Como esse direito fundamental incide sobre o Estado e, portanto, sobre o legislador e o juiz, é evidente que a omissão do legislador não justifica a omissão do juiz. Melhor explicando: se tal direito fundamental, para ser realizado, exige que o juiz esteja munido de poder suficiente para a proteção - ou tutela - dos direitos, a ausência de regra processual instituidora de instrumento processual idôneo para tanto constitui evidente obstáculo à atuação da jurisdição e ao direito fundamental à tutela jurisdicional. Diante disso, para que a jurisdição possa exercer a sua missão – que é tutelar os direitos – e para que o cidadão realmente possa ter garantido o seu direito fundamental à tutela jurisdicional, não há outra alternativa a não ser admitir ao juiz a supressão da omissão inconstitucional.

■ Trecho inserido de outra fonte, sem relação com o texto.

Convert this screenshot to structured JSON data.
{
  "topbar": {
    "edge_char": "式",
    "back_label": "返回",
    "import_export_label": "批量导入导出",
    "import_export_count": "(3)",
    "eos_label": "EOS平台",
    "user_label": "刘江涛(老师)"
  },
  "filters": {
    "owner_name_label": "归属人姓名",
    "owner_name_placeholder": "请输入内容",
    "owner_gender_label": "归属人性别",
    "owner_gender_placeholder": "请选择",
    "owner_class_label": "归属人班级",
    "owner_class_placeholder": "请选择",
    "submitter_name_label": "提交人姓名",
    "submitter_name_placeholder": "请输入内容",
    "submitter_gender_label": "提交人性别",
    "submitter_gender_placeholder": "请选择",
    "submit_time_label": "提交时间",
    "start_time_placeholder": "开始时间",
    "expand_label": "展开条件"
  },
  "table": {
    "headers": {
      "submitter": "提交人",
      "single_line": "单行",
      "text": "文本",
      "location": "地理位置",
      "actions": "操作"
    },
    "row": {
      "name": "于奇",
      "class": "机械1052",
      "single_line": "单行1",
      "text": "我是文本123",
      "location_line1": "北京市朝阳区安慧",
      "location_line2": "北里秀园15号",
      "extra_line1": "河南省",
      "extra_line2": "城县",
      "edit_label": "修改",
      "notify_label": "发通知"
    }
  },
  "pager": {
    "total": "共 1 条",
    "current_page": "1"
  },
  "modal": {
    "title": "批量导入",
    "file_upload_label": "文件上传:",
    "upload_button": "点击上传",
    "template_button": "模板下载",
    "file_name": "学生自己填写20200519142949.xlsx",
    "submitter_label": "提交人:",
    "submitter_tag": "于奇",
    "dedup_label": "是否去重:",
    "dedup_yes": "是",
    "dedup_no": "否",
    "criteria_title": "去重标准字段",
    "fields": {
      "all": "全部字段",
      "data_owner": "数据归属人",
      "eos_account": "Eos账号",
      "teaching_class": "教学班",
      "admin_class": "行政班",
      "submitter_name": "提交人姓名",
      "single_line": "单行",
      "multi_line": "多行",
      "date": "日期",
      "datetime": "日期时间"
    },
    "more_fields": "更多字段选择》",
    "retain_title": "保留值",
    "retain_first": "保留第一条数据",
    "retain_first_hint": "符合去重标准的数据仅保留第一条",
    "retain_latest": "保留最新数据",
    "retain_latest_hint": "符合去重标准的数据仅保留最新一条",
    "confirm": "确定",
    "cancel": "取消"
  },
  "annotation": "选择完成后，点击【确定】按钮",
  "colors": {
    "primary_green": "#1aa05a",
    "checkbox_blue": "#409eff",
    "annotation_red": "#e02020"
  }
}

4. A subjetividade do juiz e a necessidade de explicitação da correção da tutela jurisdicional mediante a argumentação jurídica

É evidente que a necessidade de compreensão da lei a partir da Constituição confere ao juiz maior subjetividade, o que vincula a legitimidade da prestação jurisdicional à explicação da sua correção. Mas, o problema da legitimidade da tutela jurisdicional, no Estado contemporâneo, está em verificar se é possível atribuir correção à decisão do juiz, ou melhor, encontra-se na definição do que se pretende dizer com correção da decisão jurisdicional.

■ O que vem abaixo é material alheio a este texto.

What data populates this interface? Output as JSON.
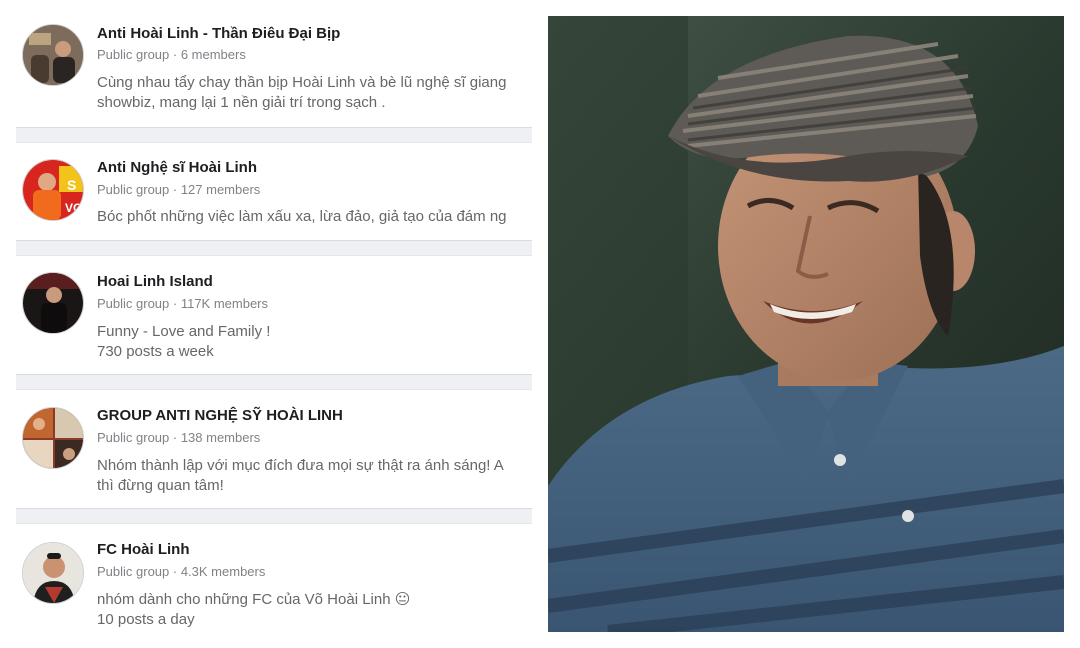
{
  "groups": [
    {
      "name": "Anti Hoài Linh - Thần Điêu Đại Bịp",
      "meta": "Public group · 6 members",
      "desc1": "Cùng nhau tẩy chay thần bịp Hoài Linh và bè lũ nghệ sĩ giang",
      "desc2": "showbiz, mang lại 1 nền giải trí trong sạch ."
    },
    {
      "name": "Anti Nghệ sĩ Hoài Linh",
      "meta": "Public group · 127 members",
      "desc1": "Bóc phốt những việc làm xấu xa, lừa đảo, giả tạo của đám ng",
      "desc2": ""
    },
    {
      "name": "Hoai Linh Island",
      "meta": "Public group · 117K members",
      "desc1": "Funny - Love and Family !",
      "desc2": "730 posts a week"
    },
    {
      "name": "GROUP ANTI NGHỆ SỸ HOÀI LINH",
      "meta": "Public group · 138 members",
      "desc1": "Nhóm thành lập với mục đích đưa mọi sự thật ra ánh sáng! A",
      "desc2": "thì đừng quan tâm!"
    },
    {
      "name": "FC Hoài Linh",
      "meta": "Public group · 4.3K members",
      "desc1": "nhóm dành cho những FC của Võ Hoài Linh 😐",
      "desc2": "10 posts a day"
    }
  ],
  "photo": {
    "subject": "smiling man wearing a striped flat cap and blue striped polo shirt"
  }
}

Na verdade, não é possível chegar a uma teoria da decisão correta, isto é, a uma teoria que seja capaz de sustentar a existência de uma decisão correta para cada caso concreto. Porém, a circunstância dessa impossibilidade não pode retirar do juiz o dever de demonstrar que a sua decisão é racional e, nessa linha, a melhor que poderia ser proferida diante da lei, da Constituição e das peculiaridades do caso concreto. 14

Acontece que uma decisão não é racional em si, pois a racionalidade da decisão não é atributo dela mesma. Uma decisão "se mostra" racional ou não. Para tanto, necessita de "algo", isto é, da racionalidade da argumentação. Essa argumentação, a cargo da jurisdição, é que pode demonstrar a racionalidade da decisão e, nesse sentido, a decisão correta. 15

É certo que a decisão deve se guiar pela lei, mas isso obviamente não é suficiente como argumento em favor de uma decisão correta. Decisão racional não é o mesmo do que decisão baseada apenas em dados dotados de autoridade; a decisão judicial exige que a argumentação recaia em pontos que não podem ser dedutivamente expostos.16 Ou melhor, a racionalidade do discurso judicia l necessariamente envolve a racionalidade do discurso que objetiva um juízo prático ou moral 17.

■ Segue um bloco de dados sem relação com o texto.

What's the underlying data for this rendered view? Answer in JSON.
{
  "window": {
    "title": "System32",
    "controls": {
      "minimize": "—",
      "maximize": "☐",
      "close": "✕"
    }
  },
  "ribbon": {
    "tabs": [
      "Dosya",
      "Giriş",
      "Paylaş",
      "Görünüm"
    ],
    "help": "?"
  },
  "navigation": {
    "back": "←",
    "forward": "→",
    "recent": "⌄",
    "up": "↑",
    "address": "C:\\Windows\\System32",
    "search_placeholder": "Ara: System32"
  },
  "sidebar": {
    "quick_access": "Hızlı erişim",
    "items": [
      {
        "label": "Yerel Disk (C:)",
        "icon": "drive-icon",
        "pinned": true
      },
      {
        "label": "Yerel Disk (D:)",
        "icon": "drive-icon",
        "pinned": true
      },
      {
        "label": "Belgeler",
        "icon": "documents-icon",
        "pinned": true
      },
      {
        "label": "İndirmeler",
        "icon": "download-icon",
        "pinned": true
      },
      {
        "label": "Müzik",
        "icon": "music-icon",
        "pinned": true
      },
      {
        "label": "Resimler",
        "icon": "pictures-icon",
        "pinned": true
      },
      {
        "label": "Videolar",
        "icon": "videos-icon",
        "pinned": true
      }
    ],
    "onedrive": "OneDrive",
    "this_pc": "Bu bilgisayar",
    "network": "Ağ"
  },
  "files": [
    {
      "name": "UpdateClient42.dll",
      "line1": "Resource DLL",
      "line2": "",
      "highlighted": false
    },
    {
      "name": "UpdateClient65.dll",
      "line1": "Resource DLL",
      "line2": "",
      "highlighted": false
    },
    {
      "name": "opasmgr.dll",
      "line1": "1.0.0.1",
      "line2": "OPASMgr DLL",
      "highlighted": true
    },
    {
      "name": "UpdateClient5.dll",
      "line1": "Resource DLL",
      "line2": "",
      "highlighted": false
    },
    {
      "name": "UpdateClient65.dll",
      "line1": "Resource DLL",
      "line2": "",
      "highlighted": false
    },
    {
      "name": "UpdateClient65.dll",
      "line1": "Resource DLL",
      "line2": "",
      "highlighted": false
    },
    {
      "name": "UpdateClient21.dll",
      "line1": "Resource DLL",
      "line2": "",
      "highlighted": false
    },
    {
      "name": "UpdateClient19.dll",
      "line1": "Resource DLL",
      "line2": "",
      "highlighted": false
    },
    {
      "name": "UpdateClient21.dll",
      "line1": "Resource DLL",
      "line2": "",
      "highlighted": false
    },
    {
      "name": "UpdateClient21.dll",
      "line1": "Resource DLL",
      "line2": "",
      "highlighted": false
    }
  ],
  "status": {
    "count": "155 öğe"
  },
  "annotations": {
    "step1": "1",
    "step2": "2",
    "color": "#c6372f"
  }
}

Segundo Alexy, não são possíveis teorias morais materiais que dêem uma única resposta, intersubjetivamente concludente, a cada questão moral, porém são possíveis teorias morais procedimentais que formulem regras ou condições da argumentação ou da decisão prática racional, sendo que a teoria do discurso prático racional é uma versão muito promissora de uma teoria material procedimental. Essa teoria tem uma grande vantagem sobre as teorias morais materiais, pois é muito mais fácil fundamentar as regras da argumentação prática racional do que as regras morais materiais.18

Para o aperfeiçoamento da racionalidade da argumentação judicial, Alexy propõe a passagem por quatro procedimentos ou a criação de um procedimento com quatro etapas ou graus: o primeiro é o discurso prático, envolvendo um sistema de regras que formula uma espécie de código geral da razão prática; o segundo é o procedimento legislativo, constituído por um sistema de regras que garante uma considerável medida de racionalidade prática e, nesse sentido, justifica-se dentro das linhas do discurso prático. Depois seguem o discurso jurídico e o procedimento judicial.19

A teoria do discurso jurídico se assemelha à teoria do discurso prático por também constituir uma teoria procedimental fundada em regras de argumentação e ser incapaz de levar a um único resultado, caracterizando-se por ser sujeita à lei e à Constituição, aos precedentes judiciais e à dogmática. O discurso jurídico restringe a margem de insegurança do discurso prático, mas obviamente não permite chegar a um grau de certeza suficiente, não eliminando a insegurança do resultado 20.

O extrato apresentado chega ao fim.